Der Präsident des Bundesverbandes mittelständische Wirtschaft, Mario Ohoven, forderte Unternehmen auf, mehr für ältere Mitarbeiter zu tun. Im Gespräch mit dem Sender WDR 5 schlug er am Mittwoch mehr gesundheitliche Vorsorge im Betrieb und den verstärkten Einsatz
altersgemischter Teams vor. „Vor allem aber dürfen ältere Arbeitnehmer bei der Weiterbildung nicht zurückstehen so nach dem Motto: Das lohnt sich doch nicht mehr bis zur Rente“, sagte er. Gerade in der Krise müssten Unternehmen darauf achten, ihre gut ausgebildeten Fachkräfte und deren Fachwissen und Erfahrung nicht zu verlieren.

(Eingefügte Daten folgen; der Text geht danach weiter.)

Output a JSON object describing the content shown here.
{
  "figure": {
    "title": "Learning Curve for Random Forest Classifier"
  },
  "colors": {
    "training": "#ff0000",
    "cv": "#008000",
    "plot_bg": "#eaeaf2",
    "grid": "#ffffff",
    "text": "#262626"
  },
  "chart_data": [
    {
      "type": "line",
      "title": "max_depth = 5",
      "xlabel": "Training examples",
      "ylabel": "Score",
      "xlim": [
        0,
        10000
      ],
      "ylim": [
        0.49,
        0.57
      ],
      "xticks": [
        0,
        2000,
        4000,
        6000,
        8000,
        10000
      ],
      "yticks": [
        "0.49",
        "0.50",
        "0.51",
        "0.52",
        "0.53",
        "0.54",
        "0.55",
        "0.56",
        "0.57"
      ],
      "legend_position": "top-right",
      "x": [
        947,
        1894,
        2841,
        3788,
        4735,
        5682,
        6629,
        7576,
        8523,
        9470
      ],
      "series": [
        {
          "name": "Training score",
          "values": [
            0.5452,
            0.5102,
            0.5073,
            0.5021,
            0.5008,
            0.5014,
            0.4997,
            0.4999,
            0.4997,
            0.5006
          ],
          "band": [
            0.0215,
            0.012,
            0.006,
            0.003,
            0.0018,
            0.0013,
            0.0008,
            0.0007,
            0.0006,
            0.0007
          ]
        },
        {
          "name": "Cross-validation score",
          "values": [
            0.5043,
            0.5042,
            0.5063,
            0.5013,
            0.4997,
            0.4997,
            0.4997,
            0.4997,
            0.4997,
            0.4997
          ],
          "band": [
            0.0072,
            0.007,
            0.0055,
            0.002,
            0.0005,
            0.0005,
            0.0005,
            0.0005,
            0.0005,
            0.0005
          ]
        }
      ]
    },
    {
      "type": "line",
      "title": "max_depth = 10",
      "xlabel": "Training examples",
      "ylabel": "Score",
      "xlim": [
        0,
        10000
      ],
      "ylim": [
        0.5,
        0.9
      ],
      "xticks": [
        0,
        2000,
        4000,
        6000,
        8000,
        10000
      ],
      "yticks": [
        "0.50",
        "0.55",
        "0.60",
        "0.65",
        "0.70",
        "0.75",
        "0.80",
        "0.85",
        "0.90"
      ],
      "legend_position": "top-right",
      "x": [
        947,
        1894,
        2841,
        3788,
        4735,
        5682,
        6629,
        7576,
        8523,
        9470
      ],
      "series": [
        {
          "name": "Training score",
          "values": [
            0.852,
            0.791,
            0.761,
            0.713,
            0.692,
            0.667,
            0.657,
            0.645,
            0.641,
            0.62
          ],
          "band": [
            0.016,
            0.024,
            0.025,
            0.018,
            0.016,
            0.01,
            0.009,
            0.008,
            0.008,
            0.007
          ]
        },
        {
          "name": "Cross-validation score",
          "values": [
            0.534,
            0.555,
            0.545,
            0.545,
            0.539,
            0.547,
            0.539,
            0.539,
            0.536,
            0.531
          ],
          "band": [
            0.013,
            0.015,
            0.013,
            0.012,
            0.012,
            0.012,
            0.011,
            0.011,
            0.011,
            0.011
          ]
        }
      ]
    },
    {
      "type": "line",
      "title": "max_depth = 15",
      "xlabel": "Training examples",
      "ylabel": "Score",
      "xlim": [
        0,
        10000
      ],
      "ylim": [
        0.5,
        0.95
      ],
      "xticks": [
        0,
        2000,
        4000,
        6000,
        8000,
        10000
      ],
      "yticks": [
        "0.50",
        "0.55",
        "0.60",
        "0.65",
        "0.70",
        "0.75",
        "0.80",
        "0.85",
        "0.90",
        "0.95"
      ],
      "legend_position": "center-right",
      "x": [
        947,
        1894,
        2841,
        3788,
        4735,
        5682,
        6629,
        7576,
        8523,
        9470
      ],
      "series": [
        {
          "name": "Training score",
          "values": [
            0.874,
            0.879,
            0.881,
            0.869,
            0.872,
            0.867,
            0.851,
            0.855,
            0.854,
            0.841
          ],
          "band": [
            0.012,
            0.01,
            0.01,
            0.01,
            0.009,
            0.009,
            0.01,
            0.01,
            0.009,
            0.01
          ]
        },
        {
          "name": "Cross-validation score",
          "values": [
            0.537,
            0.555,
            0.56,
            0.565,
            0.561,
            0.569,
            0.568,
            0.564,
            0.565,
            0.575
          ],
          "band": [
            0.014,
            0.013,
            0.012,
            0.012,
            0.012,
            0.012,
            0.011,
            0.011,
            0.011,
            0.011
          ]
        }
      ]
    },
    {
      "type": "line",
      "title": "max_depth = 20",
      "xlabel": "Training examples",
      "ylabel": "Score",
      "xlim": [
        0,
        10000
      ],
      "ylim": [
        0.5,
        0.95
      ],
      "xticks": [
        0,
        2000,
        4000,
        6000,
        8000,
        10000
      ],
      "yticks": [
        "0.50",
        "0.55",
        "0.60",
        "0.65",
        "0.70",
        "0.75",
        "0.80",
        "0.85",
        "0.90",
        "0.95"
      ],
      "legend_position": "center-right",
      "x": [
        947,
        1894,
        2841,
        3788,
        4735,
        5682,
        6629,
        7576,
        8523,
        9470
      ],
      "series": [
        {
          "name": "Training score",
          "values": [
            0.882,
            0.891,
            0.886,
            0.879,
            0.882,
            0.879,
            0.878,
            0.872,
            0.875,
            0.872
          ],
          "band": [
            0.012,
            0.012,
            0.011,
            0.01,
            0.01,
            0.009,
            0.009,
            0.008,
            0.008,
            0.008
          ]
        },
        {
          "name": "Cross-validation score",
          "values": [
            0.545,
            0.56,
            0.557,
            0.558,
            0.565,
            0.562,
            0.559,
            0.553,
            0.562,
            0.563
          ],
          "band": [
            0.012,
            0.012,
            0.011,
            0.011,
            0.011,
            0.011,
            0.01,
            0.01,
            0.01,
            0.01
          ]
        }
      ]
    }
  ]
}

Die meisten Mittelständler haben laut Studie zwar verstanden, dass es einen demografischen Wandel gibt. Die Bedeutung für die eigene Firma erkennen viele aber noch nicht. Mit einem Personalmangel rechneten viele erst in der Zukunft – vor allem bei Auszubildenden. Der Mittelstand strebe eher eine Verjüngung der Belegschaften an – und das stehe im Widerspruch zum demografischen Trend. Denn immer weniger junge Leute strömen auf den Arbeitsmarkt. Schon heute ist laut Studie mehr als die Hälfte der Mitarbeiter bei Mittelständlern
zwischen 30 und 50 Jahren alt. In wenigen Jahren hätten diese Beschäftigten das Alter erreicht, das heute oft als problematisch angesehen wird.

Firmen erwarten mehr Bereitschaft von Mitarbeitern

Der Umfrage zufolge fordern die Unternehmen ein gesellschaftliches Umdenken, um ältere Mitarbeiter länger beschäftigen und besser integrieren zu können. Eine deutliche Mehrheit plädiert für einen vorurteilsfreien Umgang der Generationen untereinander und für eine „Abkehr vom Jugendwahn“. Allerdings erwarten drei Viertel der befragten Mittelständler auch eine größere Bereitschaft von ihren Mitarbeitern, im höheren Alter zu arbeiten und zu lernen. Für die Studie befragte TNS Infratest im Winter mehr als 4000 Unternehmen.